Серебристый хек наморщил лоб, пытаясь вспомнить.
– По-моему, что и обычно пишут, – наконец, проговорил он. – Смерть вырвала из наших рядов. Выдающийся актер. Память потомков… Строчки три в общей сложности.
– Про Брюса напишут больше, – с уверенностью предрек пахнущий одеколоном "Ле-Крезо". – Строк пятнадцать как минимум. Я вчера вечером нарочно его "Неукротимого" пересматривал. Копия
тряпочная, рамка дрожит, звук как из подвала, переводчика, поганца, я бы своими руками удавил. Про цветопередачу и не говорю. И все равно – на Брюсе глаз отдыхает. Умел ведь парень на средних планах так работать, как Слаю с Арнольдом и не снилось. Каждый жест, каждый поворот головы – все у него был просчитано…
– Почему это только на средних планах? – удивился серебристый. – А крупнячки ты что, в расчет не берешь? Помнишь "Флорентийского сокола"? Двадцать минут монолога – одни только глаза. Куда там твоему Брандо в "Апокалипсисе"! И, главное, все на нерве, на нерве… О-ох, до чего классный был мастер. Талант, от бога.
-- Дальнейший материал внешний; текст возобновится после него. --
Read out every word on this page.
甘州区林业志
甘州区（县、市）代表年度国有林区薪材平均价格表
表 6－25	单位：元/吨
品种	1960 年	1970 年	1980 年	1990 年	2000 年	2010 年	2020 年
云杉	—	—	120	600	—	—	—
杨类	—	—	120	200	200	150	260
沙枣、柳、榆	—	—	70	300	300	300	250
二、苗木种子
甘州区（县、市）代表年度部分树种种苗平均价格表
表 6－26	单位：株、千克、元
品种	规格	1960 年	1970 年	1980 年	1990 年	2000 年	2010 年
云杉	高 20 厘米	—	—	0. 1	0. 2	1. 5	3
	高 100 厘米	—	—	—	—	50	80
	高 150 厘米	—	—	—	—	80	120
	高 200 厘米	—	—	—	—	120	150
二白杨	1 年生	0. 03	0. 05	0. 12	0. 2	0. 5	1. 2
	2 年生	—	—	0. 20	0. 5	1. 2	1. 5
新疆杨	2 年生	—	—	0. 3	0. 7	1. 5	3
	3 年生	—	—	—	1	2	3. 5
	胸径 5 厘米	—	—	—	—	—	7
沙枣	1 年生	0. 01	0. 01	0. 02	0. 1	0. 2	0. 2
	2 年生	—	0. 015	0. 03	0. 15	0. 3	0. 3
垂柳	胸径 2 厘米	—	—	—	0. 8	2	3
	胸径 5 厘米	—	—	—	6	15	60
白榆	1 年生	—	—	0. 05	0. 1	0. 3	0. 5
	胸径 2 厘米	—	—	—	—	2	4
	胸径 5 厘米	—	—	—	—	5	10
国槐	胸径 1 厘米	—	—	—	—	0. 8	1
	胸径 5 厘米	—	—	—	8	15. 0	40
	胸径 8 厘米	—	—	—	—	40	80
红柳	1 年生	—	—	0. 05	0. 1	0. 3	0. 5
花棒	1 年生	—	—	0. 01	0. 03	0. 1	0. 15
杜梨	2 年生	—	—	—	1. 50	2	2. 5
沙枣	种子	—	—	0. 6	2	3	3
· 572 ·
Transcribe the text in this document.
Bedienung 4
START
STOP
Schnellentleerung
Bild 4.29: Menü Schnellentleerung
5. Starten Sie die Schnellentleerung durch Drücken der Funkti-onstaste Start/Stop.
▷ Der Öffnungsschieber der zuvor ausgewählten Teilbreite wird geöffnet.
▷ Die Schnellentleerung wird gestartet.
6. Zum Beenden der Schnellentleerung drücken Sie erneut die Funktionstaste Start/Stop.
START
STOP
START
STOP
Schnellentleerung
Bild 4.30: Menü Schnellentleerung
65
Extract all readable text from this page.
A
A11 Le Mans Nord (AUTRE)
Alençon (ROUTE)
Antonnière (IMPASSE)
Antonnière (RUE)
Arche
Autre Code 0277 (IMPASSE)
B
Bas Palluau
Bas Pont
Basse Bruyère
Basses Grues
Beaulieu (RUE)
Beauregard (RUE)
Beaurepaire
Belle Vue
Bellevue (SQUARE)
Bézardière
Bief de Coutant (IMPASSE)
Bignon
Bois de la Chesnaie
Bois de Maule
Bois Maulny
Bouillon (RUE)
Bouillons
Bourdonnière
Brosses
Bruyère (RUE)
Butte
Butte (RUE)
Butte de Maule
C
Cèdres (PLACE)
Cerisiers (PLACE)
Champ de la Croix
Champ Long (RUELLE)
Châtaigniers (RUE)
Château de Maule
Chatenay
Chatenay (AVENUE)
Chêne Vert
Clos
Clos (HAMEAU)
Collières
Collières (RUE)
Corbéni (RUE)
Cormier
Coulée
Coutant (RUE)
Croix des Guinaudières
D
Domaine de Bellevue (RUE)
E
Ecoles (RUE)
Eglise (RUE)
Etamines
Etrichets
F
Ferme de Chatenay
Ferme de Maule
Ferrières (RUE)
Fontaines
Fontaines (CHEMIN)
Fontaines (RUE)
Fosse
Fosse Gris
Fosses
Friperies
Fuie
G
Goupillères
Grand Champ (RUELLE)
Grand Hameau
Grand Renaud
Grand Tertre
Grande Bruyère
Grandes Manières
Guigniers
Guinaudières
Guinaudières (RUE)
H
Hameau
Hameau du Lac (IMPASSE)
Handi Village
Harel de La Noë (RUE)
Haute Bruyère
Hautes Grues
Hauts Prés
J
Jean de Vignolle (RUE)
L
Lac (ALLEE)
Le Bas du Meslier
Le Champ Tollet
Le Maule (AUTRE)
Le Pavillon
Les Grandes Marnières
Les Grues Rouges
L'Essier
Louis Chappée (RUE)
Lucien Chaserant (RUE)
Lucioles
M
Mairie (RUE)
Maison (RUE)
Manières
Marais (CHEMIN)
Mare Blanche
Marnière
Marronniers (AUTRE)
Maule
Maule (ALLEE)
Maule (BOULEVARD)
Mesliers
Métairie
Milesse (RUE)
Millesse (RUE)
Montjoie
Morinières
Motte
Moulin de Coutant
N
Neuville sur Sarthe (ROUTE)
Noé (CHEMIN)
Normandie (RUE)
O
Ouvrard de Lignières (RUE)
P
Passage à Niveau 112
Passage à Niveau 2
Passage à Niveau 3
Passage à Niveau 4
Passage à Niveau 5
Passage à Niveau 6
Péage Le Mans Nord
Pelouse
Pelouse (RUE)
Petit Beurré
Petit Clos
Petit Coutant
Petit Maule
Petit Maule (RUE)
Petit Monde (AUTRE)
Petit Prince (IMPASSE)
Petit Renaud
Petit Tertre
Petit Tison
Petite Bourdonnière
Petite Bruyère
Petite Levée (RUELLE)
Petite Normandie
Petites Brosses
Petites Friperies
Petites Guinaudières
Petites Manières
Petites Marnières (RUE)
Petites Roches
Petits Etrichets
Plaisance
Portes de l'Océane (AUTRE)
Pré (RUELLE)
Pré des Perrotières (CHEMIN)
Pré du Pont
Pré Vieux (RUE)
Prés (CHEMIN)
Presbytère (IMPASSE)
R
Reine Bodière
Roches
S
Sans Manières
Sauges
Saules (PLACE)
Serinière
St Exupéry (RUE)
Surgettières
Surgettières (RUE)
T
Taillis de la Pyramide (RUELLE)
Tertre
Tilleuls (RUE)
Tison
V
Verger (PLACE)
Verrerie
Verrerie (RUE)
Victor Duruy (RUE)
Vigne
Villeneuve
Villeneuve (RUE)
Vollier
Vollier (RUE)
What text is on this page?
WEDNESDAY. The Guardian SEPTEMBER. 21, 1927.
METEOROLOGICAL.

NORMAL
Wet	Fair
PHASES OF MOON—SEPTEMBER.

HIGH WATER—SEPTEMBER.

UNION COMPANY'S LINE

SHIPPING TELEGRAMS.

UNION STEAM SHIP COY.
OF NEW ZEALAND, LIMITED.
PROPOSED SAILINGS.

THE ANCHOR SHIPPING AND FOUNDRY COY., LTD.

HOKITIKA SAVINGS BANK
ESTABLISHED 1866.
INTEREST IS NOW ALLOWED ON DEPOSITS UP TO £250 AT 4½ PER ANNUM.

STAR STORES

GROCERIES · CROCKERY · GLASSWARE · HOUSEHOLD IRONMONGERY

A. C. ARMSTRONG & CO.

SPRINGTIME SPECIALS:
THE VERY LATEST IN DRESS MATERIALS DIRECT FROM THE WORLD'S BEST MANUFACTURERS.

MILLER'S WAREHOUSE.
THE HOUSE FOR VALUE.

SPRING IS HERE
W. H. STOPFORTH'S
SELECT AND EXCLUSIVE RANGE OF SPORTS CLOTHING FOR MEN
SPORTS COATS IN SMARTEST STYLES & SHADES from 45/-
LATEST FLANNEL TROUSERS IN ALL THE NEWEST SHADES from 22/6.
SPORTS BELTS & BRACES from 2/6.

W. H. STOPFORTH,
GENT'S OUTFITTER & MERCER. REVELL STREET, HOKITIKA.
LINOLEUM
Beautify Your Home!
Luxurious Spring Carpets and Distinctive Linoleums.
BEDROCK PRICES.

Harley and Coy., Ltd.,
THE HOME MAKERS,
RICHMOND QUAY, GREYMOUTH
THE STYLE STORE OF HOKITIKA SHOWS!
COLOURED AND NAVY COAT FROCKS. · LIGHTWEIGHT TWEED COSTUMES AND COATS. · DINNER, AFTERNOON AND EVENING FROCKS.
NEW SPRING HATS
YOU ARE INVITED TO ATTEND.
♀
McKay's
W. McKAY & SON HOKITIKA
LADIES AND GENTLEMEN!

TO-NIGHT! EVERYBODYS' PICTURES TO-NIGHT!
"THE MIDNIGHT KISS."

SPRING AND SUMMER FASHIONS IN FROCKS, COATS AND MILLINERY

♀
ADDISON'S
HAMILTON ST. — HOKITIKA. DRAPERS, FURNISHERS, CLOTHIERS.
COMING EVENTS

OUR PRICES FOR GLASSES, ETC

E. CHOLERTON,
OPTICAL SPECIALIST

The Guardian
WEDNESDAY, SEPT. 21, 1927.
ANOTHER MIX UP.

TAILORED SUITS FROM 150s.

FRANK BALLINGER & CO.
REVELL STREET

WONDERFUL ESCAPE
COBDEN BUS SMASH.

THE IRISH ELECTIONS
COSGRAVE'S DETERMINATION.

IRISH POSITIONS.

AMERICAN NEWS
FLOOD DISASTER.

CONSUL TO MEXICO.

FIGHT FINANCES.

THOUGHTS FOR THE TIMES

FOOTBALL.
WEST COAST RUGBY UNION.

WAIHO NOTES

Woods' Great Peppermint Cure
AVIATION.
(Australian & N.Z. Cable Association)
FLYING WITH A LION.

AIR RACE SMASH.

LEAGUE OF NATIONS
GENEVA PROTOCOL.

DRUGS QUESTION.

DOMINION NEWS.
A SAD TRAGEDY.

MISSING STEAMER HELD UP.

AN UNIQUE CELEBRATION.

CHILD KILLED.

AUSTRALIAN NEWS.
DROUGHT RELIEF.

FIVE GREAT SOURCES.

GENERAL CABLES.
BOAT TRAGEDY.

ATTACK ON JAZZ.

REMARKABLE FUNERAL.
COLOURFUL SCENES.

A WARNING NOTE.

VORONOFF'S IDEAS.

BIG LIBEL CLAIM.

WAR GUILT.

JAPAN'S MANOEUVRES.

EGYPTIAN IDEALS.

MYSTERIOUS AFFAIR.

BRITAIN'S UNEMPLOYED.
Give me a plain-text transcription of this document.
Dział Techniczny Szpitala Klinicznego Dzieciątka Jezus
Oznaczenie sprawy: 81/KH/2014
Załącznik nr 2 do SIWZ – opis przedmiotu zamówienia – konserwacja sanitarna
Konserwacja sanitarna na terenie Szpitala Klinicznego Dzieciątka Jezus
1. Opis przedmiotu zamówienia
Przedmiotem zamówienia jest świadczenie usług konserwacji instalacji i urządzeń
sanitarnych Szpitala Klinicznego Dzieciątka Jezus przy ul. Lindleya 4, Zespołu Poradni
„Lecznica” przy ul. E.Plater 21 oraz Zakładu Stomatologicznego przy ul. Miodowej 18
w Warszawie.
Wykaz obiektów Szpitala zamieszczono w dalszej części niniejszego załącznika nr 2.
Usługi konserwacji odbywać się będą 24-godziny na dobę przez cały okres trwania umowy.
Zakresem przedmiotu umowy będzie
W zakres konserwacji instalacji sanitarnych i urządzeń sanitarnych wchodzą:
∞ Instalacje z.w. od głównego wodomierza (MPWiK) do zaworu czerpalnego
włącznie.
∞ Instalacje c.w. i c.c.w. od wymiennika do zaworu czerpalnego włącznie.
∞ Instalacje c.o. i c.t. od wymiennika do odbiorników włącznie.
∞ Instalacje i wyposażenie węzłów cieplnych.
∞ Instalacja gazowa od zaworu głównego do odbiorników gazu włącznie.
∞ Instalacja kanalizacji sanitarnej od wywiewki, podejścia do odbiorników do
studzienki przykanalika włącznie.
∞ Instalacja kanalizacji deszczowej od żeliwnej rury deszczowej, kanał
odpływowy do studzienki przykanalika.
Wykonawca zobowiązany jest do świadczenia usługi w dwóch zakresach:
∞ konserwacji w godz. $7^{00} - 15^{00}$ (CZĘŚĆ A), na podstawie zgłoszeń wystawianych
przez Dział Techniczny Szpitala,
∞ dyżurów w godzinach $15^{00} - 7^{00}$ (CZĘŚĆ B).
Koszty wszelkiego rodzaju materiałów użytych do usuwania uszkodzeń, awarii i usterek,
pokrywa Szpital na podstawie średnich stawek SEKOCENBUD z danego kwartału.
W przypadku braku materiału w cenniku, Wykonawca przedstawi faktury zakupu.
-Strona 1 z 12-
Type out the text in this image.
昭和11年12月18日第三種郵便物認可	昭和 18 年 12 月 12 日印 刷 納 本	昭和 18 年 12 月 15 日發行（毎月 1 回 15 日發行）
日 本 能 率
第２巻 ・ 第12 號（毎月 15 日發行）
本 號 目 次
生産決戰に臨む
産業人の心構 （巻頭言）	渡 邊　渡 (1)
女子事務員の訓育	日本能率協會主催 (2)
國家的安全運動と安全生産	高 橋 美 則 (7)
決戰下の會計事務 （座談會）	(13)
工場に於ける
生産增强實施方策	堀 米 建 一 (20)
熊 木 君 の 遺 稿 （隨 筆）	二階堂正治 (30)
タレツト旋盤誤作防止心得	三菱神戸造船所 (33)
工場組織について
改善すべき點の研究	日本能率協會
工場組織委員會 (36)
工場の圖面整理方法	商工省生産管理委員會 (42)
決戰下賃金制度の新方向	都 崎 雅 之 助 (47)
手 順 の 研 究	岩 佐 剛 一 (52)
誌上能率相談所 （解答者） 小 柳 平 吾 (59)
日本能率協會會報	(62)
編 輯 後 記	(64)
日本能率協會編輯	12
Дмитрий Олегович обратил внимание, что оба разговаривают о Брюсе Боуре уже как о покойнике, несколько забегая вперед. Должно быть, этот Сорок Восьмой и впрямь был мастером своего дела, и появись он здесь… Курочкин старательно стал гасить тревожные мысли, краем уха прислушиваясь к происходящему киноразговору.
– Талант, не спорю, – говорил наодеколоненный, пожимая плечами. Мастер, не спорю. Но в "Соколе" у него была не лучшая роль. Там у него все-таки не нерв был, а голая истерика. Двадцать два очка, небольшой перебор.
– Не перебор, а самое то, – увесисто возразил серебристый хек и мотнул головой в сторону гоблинов-охранников, словно бы призывая их в свидетели. – За перебор бы ему сроду "Оскара" не дали, за роль-то второго плана. Не забудь, там Альраун шел у него в конкурентах, и онто своего бы не упустил. Садовника в "Катастрофе" Аль здорово сыграл, стильно, но наш Брюс, покойник, его обставил…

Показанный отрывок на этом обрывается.